Exposant ce contexte qui aspire les personnages vers une issue fatale, Ajami
montre que toutes les douleurs se valent. Les Israéliens pouvaient être
maintenus dans le statut de l’opposant et même de l’oppresseur, mais le
film les révèlent comme un autre soi-même, comme Omar, Nasri ou Binj.
L’accablement de la famille juive du policier Dando devant la
disparition, puis la confirmation de la mort du plus jeune de ses fils
n’est pas moins digne de compassion que celle d’Omar après la mort de
son jeune frère, Nasri. Le film décrit de scène en scène, d’un
personnage à l’autre les mêmes angoisses, les mêmes détresses. En
stimulant sans exclusive la compassion du spectateur, il appelle
celui-ci à dépasser ses a priori, à regarder l’autre avec une
sensibilité bienveillante. Un autre qui ne sera pas le même pour tous
les spectateurs : tantôt arabe, tantôt juif, tantôt musulman, tantôt
chrétien.
Une construction pédagogique du récit
Il
n’est pas indifférent que le film débute sur l’assassinat d’un jeune
adolescent pris par les tueurs pour un autre et s’achève par la mort
d’un enfant, jusque-là présenté comme le narrateur du récit. Il
affirmait dans ce rôle avoir la prescience de l’imminence d’une tragédie
et c’est au final lui-même qui en est la victime. Ce choix conjugue la
condition de victime à l’innocence. C’est un contexte destructeur sur
lequel les hommes n’ont plus prise qui les mène à la mort.
Le
montage du film ne se résume pas ici à un assemblage intelligible des
plans et des séquences. Ainsi ne faut-il pas interpréter comme un
enchaînement à intention esthétique ou visant la fluidité des
transitions le raccord image entre le coup de feu clôturant la séance de
tir au pistolet dans le terrain vague et l’envol des oiseaux dans un
autre lieu, mais bien comme une indication de l’imbrication étroite des
espaces sur ce territoire : ce qui est fait ici a un effet ailleurs. Le
montage participe aussi à conduire le spectateur à une remise en
question de ses a priori, à une révision de sa perception première des
événements relatés.
Ajami
ne repose pas en effet sur une construction linéaire. Les péripéties du
récit se succèdent dans un ordre que le spectateur est fondé à
considérer dans un premier temps comme chronologique - même si la
succession des séquences recourt à l’ellipse -, alors qu’il ne l’est
pas. Dans un second temps, des éléments d’information supplémentaires
lui sont fournis qui l’obligent à réviser son appréhension première des
faits présentés, à comprendre que la vérité n’est pas là où il la
supposait, c'est-à-dire à constater son erreur.
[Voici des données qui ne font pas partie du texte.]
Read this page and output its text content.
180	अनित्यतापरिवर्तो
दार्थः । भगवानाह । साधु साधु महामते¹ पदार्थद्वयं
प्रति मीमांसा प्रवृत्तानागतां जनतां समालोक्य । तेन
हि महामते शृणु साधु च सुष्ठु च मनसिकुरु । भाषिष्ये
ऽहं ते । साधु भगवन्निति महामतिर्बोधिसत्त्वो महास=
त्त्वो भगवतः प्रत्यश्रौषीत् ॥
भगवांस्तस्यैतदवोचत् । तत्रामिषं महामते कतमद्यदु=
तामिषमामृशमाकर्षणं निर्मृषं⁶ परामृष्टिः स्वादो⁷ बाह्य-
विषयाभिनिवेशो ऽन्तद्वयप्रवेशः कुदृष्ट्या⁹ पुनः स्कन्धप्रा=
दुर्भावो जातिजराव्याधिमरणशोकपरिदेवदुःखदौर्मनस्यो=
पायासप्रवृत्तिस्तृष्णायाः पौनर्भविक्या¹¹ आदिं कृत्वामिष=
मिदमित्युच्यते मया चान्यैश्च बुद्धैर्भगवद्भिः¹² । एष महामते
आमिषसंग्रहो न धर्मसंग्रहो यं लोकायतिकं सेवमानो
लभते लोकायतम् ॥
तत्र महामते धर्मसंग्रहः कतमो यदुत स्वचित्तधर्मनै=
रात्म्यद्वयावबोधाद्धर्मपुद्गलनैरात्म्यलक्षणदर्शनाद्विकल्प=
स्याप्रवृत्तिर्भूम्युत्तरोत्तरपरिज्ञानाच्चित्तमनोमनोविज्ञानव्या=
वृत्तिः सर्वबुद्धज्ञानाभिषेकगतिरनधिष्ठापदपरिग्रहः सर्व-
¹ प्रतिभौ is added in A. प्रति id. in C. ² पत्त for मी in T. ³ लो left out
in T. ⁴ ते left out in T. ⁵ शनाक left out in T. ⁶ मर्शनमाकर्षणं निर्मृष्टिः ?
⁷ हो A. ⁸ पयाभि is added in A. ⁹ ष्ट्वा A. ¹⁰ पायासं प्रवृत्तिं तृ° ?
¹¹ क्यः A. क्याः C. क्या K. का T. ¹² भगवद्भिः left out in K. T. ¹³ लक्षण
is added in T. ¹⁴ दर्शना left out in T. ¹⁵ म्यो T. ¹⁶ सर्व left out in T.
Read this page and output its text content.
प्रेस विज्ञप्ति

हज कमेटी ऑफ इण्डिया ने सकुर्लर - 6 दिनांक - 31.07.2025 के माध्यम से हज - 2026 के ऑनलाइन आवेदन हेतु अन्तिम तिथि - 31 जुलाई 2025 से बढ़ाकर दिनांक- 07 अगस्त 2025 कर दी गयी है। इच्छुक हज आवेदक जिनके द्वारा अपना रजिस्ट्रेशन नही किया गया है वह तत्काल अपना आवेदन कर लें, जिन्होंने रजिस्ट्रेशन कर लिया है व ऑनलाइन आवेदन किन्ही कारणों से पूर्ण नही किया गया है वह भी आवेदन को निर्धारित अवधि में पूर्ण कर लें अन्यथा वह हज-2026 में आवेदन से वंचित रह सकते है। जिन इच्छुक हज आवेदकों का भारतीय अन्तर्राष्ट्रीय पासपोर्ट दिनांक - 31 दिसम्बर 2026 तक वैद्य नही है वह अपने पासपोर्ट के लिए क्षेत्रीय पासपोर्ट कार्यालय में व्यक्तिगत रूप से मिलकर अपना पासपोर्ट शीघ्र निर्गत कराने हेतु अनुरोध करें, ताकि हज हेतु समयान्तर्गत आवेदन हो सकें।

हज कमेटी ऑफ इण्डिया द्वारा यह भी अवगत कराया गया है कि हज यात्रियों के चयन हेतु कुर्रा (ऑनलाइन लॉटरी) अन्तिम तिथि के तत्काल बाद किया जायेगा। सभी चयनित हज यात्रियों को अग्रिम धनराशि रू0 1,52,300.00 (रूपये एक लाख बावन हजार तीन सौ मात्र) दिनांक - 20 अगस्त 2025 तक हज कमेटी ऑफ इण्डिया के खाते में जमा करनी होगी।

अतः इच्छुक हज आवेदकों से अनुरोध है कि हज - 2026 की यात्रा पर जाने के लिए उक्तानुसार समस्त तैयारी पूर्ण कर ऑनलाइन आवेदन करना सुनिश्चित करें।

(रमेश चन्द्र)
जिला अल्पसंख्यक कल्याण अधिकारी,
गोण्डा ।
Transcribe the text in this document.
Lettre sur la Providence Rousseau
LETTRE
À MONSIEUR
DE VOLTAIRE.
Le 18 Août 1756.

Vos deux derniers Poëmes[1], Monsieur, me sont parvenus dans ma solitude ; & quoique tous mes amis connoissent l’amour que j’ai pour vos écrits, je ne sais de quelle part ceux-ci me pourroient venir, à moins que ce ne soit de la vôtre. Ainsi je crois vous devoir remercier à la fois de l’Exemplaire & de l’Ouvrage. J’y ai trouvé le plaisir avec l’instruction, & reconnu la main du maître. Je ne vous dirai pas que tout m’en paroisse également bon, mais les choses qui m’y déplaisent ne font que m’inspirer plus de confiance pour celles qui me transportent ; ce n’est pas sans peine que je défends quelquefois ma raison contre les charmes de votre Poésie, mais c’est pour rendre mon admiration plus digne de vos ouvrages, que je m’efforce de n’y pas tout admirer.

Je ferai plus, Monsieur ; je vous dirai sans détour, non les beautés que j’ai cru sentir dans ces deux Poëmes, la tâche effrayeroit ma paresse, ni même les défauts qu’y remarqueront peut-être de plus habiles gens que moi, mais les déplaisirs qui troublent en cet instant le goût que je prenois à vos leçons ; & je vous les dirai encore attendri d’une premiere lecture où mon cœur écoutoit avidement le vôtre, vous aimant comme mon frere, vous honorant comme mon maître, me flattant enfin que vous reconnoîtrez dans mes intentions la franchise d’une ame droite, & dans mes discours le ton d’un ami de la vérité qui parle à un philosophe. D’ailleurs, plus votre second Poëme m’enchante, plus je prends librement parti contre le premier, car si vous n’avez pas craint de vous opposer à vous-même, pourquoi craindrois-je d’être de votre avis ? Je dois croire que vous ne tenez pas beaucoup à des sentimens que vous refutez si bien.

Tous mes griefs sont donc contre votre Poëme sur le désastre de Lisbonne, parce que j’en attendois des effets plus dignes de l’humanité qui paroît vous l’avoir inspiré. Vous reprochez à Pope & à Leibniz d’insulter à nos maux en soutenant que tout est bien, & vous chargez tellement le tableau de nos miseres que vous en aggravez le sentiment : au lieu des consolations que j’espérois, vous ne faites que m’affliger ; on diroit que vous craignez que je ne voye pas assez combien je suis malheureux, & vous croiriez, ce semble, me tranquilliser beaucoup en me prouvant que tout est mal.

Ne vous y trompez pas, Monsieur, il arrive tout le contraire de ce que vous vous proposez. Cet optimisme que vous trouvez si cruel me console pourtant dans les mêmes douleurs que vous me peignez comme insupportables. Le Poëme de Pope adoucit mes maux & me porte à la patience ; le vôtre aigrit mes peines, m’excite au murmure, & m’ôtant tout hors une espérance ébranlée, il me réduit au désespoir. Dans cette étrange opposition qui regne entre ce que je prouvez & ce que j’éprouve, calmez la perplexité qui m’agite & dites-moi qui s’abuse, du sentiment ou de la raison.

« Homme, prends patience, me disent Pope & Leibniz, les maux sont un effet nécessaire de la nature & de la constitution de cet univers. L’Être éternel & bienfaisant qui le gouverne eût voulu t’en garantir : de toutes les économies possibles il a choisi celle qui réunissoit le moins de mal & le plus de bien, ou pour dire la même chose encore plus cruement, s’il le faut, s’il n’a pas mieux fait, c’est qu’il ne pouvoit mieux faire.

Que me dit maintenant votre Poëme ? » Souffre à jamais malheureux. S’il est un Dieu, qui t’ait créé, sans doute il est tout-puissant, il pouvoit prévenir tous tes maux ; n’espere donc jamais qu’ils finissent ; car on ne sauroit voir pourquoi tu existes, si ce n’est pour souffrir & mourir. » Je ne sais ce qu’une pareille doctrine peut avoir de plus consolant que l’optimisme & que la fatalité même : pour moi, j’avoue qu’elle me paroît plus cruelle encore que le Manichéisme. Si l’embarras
Pour restituer
l’intégralité des faits, le film utilise un instrument : le flash-back.
La propriété du flash-back est ici de revenir sur une information, de
la montrer à nouveau avec des détails non encore dévoilés et sous un
angle ou suivant un point de vue inédit.
Ainsi,
l’ordre initial du montage laisse croire au spectateur que Binj a été
la victime des policiers israéliens qui ont fait de nuit irruption chez
lui. Des séquences supplémentaires qui manquaient jusque-là rétabliront
la continuité des événements et le rôle de chacun et éclaireront sa mort
d’une tout autre manière. Le décès de Binj s’avèrera alors relever
d’une cause accidentelle.
Cette désorientation du spectateur ne répond pas à une finalité
esthétique ou d’écriture. C’est le moyen choisi par les réalisateurs
pour engager celui-ci dans une réflexion sur les apparences, sur les
idées préconçues qui dirigent la compréhension du réel et conduisent à
l’erreur d’appréciation. Le procédé invite le spectateur – juif, arabe,
européen - à regarder à nouveau ce qu’il a vu (passer du voir au
comprendre) en prenant cette fois en compte l’ensemble des éléments du
tableau, en identifiant toutes les articulations factuelles conduisant
le récit là où ses auteurs le mènent, en accueillant sans rejet toutes
les potentialités évoquées par le film. Par sa construction, Ajami incite à un changement de point de vue sur les événements et les hommes qui les vivent.
La fatalité et l’espoir
Les contraintes pesant sur les personnages et les tragédies que les accablent induisent une lecture pessimiste d’Ajami
que le dénouement semble confirmer. Pourtant ce que laisse apparaître
un examen plus attentif du film invite là encore à reconsidérer un
premier jugement.
Omar, le personnage central d’Ajami,
parvient à se tirer du mauvais pas où sa quête obsédée d’une issue à sa
situation l’a conduit. Et sa fuite ne s’avère pas une fin. Il
interrompt sa course dans les rues de la ville et, en se tournant vers
la caméra, délivre en voix off un message aux spectateurs : « Ouvrez
les yeux », au moment où, l’écran devenu noir, débute le générique.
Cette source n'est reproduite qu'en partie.